この受領委任の制度が「柔道整復師だけのための制度でなく患者さん(国民)のための制度」という大義を柔道整復師がわかっていないとこの制度は消滅してしまいます。患者である国民、保険者、行政との信用と信頼はこの大義から生まれてくるものだからです。

これだけ柔道整復師が急増してくると【療養費】や【受領委任の取扱い】【償還払い】【現金給付】【現物給付】などの用語が何を意味しているかをまったく理解していない柔道整復師がいることも事実です。

各用語や制度が何を意味しているかを判らずして適切な柔道整復施術並びに支給申請書の作成は出来ません。

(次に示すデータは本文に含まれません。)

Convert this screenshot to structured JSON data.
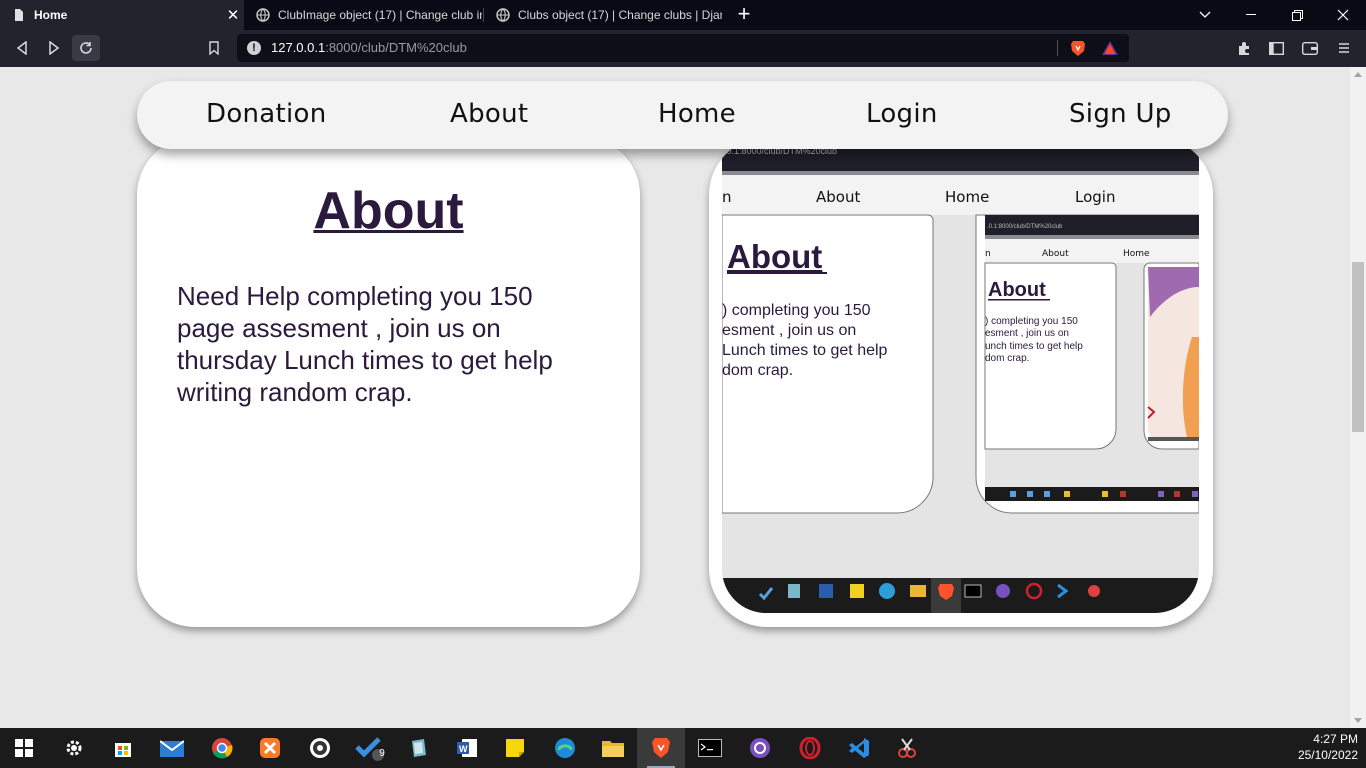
{
  "browser": {
    "tabs": [
      {
        "title": "Home",
        "active": true,
        "icon": "page-icon"
      },
      {
        "title": "ClubImage object (17) | Change club im",
        "active": false,
        "icon": "globe-icon"
      },
      {
        "title": "Clubs object (17) | Change clubs | Djan",
        "active": false,
        "icon": "globe-icon"
      }
    ],
    "close_tab": "✕",
    "new_tab": "+",
    "url_host": "127.0.0.1",
    "url_rest": ":8000/club/DTM%20club"
  },
  "site": {
    "nav": [
      "Donation",
      "About",
      "Home",
      "Login",
      "Sign Up"
    ],
    "about_title": "About",
    "about_text": "Need Help completing you 150 page assesment , join us on thursday Lunch times to get help writing random crap."
  },
  "nested": {
    "level1": {
      "url": ".0.1:8000/club/DTM%20club",
      "nav": [
        "n",
        "About",
        "Home",
        "Login"
      ],
      "about_title": "About",
      "about_text": [
        ") completing you 150",
        "esment , join us on",
        "Lunch times to get help",
        "dom crap."
      ]
    },
    "level2": {
      "url": ".0.1:8000/club/DTM%20club",
      "nav": [
        "n",
        "About",
        "Home"
      ],
      "about_title": "About",
      "about_text": [
        ") completing you 150",
        "esment , join us on",
        "unch times to get help",
        "dom crap."
      ]
    }
  },
  "taskbar": {
    "time": "4:27 PM",
    "date": "25/10/2022",
    "badge_count": "9"
  },
  "colors": {
    "accent_text": "#2b1a3d",
    "page_bg": "#e8e8e8",
    "chrome_dark": "#23232e"
  }
}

この数年間、幾多の不正事件が起こっていますが無知があるゆえに起った犯罪も少なくありません。柔道整復師法や受領委任の取扱い協定・規程、柔道整復師の施術に係る療養費の算定基準などを熟知して開業するのが通常であり、常識です。また、施術録(いわゆるカルテ)を基に柔道整復施術療養費支給申請書(いわゆるレセプト)を作成するのが当たり前のことですが施術録の記載もせずレセプト用コンピュータのみに頼っている柔道整復師が増えています。

勤務する柔道整復師の届け出を怠ったり、一部負担金の正しい徴収方法を知らなかったり、温罨法の待機期間や往療料算定の要件を知らなかったり、おおよそ受領委任の取扱いを行う施術所に値しないところもあります。

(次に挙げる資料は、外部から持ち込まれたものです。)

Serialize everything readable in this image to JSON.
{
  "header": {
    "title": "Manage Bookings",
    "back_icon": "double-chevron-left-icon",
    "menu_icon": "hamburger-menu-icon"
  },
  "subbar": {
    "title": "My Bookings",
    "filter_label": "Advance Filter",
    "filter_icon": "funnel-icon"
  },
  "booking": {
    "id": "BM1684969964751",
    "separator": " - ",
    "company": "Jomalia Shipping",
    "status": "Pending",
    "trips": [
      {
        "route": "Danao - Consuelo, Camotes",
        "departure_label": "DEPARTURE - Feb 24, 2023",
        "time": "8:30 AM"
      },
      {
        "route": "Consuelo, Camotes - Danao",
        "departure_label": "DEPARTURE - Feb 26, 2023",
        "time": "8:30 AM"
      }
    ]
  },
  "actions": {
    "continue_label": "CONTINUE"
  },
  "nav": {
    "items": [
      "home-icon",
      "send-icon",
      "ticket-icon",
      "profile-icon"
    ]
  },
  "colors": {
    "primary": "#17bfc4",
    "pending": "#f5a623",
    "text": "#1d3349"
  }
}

施術録に記載のないものから作成された支給申請書は支給対象になりません。施術録は施術が完結した日から5年間は保存しなければなりません。保険者や行政から施術録の提出を求められたとき、無くなったとか焼却したなどは正当な理由になりません。レセコンと称される支給申請書発行のコンピュータのみに頼った施術内容管理等では片手落ちです。

国民(患者)から信頼されてきた「柔道整復」だからこそ、この療養費の受領委任取扱いの制度が現在まで存在してきたのです。

柔道整復師の養成に関しても前述した「質の担保」が十分確保できるようなシステムの上に行われなくてはなりません。

需給の関係の中での適正な柔道整復師数や施術所数を把握しそれに伴い養成施設の全体の定員を決めなくてはならないはずが、設置許認可省庁である厚生労働省も業界も放置してきました。また、「質」の確定していない柔道整復師の「即独」も容認してきました。

今一度、国民の「柔道整復」のニーズを検証し、そのニーズに沿った制度・システムを再構築する時期であると考えます。